Chain. I knew it before I even turned my head.
He filled the doorway like he belonged to it, broad shoulders, damp hair, his cut catching the morning light. That familiar pull followed him, the low-burn intensity that made the air shift, made rooms go quiet, made something in my chest tighten before I could brace for it.
His gaze swept the kitchen, slow, assessing, until it landed on Josie and me at the counter. The look wasn’t sharp, but it had weight, enough to make the space between us feel suddenly smaller.
“Smells good in here,” he said, his voice rough with sleep. “You feedin’ everyone, or just handpickin’ your customers, Prospect?”
Josie smirked. “Anyone who shows up early enough gets fed first.”
Chain’s mouth curved—half humor, half something else that brushed heat up the back of my neck. “You got yourself a line cook or a damn therapist this morning, Lark?”
“Both, apparently,” I said, forcing the lightness even though the air had thickened with something that wasn’t light at all.
He grunted and moved past us, settling beside Devil—who I hadn’t even noticed at the table—and leaned back in his chair with an ease that looked casual but wasn’t. He didn’t look at me directly, but I could feel him anyway, the steady heat of his attention sitting right against my skin.

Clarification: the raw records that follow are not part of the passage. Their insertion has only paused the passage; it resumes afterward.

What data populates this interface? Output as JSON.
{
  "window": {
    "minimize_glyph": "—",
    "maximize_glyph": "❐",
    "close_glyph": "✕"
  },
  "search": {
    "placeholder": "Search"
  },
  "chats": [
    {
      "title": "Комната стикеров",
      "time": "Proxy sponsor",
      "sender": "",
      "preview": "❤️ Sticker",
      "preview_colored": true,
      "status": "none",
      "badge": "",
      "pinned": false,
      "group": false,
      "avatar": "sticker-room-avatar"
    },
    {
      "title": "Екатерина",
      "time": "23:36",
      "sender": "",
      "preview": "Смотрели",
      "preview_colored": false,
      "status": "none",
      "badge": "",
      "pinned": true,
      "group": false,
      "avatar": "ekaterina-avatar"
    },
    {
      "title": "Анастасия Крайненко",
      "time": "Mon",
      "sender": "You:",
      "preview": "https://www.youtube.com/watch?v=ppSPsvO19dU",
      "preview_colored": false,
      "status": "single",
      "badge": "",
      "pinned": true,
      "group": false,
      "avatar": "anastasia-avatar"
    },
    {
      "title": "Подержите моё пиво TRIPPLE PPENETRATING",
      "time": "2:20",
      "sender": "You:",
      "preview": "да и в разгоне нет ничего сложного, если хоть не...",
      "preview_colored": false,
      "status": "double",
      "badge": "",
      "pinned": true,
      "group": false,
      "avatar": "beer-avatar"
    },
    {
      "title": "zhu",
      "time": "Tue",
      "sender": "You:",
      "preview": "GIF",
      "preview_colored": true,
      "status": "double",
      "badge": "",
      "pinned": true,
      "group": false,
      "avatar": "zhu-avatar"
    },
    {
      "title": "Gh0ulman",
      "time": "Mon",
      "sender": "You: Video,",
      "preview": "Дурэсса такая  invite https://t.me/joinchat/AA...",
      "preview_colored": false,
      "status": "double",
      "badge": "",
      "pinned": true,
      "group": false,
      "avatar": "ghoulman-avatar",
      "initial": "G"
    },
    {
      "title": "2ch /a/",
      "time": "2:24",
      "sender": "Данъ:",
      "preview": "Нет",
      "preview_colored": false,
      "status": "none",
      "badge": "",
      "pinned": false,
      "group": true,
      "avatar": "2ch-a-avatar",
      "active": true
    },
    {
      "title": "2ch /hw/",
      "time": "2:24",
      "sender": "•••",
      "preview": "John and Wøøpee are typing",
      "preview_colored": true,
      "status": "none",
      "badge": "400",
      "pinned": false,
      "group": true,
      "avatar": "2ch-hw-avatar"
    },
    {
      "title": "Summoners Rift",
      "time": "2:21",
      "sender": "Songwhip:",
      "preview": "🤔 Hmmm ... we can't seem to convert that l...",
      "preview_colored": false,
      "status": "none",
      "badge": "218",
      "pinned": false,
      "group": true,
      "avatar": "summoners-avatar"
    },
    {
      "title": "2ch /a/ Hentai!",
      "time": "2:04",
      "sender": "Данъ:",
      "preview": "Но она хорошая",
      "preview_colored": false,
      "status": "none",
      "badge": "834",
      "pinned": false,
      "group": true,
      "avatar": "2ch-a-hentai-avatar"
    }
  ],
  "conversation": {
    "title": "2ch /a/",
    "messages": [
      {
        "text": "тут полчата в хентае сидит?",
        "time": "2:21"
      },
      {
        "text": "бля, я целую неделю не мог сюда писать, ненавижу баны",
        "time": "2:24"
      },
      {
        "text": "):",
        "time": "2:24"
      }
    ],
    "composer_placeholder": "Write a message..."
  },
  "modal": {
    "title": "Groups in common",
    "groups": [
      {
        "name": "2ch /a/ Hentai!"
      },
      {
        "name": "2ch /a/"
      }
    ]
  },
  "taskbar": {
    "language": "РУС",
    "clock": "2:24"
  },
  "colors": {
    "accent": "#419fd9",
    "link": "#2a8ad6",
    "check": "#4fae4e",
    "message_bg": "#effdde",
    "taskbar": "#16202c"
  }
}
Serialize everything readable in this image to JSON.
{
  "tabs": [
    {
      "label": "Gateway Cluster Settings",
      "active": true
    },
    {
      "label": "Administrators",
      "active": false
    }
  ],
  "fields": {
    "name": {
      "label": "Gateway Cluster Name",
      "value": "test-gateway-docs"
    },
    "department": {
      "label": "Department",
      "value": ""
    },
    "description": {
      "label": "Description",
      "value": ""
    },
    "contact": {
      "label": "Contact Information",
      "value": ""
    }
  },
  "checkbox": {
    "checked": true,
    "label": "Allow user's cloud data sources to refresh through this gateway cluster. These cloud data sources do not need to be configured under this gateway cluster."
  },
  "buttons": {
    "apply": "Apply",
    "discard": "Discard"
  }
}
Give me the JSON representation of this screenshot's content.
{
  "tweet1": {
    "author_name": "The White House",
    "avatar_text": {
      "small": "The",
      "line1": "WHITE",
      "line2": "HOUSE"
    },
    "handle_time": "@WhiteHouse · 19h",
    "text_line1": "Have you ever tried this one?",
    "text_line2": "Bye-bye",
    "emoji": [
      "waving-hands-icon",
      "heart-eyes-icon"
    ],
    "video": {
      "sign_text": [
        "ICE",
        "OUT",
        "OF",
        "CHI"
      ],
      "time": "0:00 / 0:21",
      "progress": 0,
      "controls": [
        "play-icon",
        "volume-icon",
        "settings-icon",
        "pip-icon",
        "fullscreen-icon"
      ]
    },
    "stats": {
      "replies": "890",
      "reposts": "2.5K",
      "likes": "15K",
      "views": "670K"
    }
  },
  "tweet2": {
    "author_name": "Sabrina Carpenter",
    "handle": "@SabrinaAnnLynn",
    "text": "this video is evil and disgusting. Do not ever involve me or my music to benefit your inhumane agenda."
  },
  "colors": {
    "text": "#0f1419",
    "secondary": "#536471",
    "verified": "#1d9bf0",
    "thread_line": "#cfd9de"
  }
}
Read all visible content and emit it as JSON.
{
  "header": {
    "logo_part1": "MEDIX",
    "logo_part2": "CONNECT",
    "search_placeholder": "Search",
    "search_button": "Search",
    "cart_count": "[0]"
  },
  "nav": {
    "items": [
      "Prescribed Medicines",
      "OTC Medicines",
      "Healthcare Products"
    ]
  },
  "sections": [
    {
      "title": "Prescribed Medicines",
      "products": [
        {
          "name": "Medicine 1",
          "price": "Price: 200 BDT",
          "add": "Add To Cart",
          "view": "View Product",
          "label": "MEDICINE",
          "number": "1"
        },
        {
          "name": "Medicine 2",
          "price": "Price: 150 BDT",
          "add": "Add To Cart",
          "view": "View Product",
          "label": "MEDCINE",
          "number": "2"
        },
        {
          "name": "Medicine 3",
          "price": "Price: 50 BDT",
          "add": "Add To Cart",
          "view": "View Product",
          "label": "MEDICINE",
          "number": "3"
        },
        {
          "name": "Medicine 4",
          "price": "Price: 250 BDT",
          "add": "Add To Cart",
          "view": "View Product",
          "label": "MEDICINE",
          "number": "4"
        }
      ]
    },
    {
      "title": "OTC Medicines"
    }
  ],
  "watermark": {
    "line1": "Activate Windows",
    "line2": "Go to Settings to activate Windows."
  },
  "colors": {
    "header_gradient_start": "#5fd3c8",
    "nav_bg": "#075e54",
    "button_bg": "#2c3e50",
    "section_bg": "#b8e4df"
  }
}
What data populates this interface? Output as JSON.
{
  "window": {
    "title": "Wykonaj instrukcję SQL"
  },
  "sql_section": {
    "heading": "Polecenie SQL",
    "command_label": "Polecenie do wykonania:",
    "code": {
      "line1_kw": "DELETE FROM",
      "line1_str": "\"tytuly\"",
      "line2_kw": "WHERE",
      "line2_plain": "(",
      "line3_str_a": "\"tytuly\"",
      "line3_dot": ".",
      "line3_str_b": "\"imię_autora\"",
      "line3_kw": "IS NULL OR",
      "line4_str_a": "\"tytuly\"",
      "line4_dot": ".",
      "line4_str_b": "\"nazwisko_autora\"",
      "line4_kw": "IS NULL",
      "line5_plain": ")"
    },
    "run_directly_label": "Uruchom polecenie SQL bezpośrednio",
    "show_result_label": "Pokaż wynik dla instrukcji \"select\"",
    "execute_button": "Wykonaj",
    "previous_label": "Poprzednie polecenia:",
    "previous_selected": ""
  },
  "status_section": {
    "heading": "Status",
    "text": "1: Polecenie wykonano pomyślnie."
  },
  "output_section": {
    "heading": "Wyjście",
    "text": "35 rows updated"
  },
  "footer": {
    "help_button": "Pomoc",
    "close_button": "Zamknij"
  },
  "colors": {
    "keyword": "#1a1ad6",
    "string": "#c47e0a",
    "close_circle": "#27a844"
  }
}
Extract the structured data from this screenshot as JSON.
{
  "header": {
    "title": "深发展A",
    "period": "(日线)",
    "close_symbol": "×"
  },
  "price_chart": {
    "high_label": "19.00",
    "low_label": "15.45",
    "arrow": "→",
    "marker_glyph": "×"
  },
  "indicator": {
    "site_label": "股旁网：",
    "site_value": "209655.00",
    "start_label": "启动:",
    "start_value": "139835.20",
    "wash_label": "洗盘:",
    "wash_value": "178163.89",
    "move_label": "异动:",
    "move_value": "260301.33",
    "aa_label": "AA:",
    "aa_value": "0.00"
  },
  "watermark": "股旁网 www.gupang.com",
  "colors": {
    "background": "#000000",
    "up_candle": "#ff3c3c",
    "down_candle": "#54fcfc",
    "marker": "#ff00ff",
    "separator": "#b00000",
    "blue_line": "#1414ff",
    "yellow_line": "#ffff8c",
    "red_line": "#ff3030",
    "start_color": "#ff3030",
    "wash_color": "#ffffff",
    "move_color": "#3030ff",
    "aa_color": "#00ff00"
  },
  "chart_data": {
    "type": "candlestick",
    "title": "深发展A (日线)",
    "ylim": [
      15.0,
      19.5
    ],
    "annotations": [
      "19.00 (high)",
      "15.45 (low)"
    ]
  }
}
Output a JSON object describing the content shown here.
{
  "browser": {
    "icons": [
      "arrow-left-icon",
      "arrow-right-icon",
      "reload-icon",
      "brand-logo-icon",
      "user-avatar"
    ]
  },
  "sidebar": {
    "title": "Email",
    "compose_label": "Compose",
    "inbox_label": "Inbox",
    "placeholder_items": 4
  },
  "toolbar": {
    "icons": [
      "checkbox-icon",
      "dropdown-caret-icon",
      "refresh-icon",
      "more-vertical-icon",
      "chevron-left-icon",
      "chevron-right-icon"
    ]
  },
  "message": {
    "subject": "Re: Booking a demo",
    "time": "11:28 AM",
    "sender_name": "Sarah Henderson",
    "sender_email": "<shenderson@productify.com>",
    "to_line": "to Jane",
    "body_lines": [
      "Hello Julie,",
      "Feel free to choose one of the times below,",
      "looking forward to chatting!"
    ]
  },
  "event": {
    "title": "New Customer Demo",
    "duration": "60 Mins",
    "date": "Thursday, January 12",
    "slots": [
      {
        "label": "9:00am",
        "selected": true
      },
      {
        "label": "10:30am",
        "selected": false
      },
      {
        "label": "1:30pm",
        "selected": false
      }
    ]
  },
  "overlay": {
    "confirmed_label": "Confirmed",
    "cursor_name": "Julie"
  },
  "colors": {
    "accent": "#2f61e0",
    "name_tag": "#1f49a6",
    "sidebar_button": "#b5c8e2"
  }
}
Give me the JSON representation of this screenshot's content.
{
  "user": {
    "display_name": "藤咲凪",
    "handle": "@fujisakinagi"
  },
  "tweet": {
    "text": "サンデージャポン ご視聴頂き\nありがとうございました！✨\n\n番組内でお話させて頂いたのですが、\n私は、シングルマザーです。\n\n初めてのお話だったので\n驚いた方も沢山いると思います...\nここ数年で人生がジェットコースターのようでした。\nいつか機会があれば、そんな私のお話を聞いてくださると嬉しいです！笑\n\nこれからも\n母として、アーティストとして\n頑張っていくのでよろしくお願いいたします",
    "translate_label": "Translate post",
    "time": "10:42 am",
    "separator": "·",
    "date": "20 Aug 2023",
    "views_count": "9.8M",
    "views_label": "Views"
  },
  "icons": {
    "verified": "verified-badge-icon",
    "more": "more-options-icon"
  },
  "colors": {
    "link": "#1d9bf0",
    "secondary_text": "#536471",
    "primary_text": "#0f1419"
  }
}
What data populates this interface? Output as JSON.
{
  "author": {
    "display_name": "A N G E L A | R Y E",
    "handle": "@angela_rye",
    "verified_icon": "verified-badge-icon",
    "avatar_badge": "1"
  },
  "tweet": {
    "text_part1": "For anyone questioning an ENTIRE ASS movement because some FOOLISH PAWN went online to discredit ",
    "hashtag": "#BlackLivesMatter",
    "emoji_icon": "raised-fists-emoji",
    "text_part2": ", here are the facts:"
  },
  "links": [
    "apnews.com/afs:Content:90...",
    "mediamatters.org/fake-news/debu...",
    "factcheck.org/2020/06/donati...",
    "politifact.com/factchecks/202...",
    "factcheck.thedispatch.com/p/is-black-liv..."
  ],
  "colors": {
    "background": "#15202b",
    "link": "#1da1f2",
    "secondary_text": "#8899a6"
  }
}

Josie went back to flipping pancakes like nothing had shifted, but everything had. The air felt charged now, like the kitchen had gone from quiet to crowded with something unspoken.
I finished my plate just as Lucy, Spinner, Mystic, and Zeynep spilled into the room, their laughter snapping the tension for a moment.
“Morning!” Lucy chirped. “Josie, you’re a saint.”
“Tell the VP that,” he muttered.
Zeynep brushed a curl back and gave me a warm smile. “Mind if we join you?”
“Please,” I said, grateful for the distraction, even if it didn’t fully land.
The men gathered around Devil and Chain. We sat near the window while Lucy filled the space with bright chatter, plans, gossip, updates on her work rescuing trafficked women. I should’ve been fully present. I should’ve cared, especially given what I’d survived.
But my mind drifted, to the fire last night, to the woman on Chain’s lap, to the way he’d looked at me when he realized I’d seen him, heat and frustration tangled in a way I didn’t have the vocabulary for.
I told myself it didn’t matter. That I didn’t care.
But when I risked another glance toward the table, his gaze was already there—unwavering, unblinking, something dark and sure behind it, something I didn’t have enough experience in this world to name.
I looked away first, pulse ticking faster than it should’ve.
And suddenly I wasn’t sure if the restlessness moving through me came from the life I was trying to build… or the man whose gaze seemed to hit the deepest parts of me.